L'invitée de La Matinale (vidéo) - Ruth Dreifuss, ancienne conseillère fédérale
L'invitée de La Matinale (vidéo) - Ruth Dreifuss, ancienne conseillère fédérale / La Matinale / 10 min. / le 14 juin 2019
Le 14 juin 1991, Ruth Dreifuss était l'une des grandes figures romandes de la grève des femmes, aux côtés de Christiane Brunner. Vingt-huit ans plus tard, elle explique dans La Matinale pourquoi la mobilisation reste nécessaire.

Le 14 juin 1991 à 7h32, la socialiste genevoise était pendue au téléphone pour savoir si le mouvement allait réellement être suivi.
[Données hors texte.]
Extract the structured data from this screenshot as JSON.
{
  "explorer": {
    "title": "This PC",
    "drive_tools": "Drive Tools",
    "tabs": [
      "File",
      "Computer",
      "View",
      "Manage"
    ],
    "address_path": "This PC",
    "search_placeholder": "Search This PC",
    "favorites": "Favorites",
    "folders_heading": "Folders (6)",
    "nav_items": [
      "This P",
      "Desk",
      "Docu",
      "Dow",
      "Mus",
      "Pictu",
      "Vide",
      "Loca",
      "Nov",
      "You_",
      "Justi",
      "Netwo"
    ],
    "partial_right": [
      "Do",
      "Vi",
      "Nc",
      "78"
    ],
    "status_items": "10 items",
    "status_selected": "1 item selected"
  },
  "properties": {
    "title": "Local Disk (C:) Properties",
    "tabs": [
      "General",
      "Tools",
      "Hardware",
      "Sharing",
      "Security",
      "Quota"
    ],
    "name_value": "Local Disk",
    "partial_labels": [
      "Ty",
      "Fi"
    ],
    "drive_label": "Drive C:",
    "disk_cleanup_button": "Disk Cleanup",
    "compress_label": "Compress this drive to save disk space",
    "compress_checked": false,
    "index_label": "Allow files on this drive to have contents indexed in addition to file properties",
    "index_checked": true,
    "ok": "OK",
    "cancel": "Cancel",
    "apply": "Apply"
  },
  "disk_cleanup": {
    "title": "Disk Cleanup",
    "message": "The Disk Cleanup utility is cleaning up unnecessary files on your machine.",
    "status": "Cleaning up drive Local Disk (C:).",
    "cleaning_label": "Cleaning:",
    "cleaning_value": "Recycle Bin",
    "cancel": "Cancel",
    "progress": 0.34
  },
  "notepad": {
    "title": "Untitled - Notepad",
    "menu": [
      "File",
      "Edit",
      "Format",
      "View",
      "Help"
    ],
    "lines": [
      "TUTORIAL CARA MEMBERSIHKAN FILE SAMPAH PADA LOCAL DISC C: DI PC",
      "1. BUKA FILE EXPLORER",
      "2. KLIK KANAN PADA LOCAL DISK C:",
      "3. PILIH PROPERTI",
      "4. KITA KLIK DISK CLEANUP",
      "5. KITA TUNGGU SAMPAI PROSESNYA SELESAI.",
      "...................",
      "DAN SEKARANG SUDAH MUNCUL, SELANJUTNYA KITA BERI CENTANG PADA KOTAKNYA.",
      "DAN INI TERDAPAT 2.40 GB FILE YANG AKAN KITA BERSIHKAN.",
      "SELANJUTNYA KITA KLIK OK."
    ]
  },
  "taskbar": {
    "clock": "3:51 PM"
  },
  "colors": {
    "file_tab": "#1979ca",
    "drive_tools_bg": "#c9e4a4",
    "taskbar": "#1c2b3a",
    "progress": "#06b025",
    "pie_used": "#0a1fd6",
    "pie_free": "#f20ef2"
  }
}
Le résultat semblait déjà dépasser ses attentes: "J'écoutais des téléphones qui venaient d'un peu partout en Suisse et qui annonçaient qu'il se passait quelque chose dans ce pays (...) On ne savait pas du tout si ça prendrait et, à partir de 6h00 du matin à peu près, on a commencé à recevoir des appels qui disaient "oui, on est là, oui, telle statue a tout d'un coup été vêtue de rose", se rappelle la première femme présidente de la Confédération.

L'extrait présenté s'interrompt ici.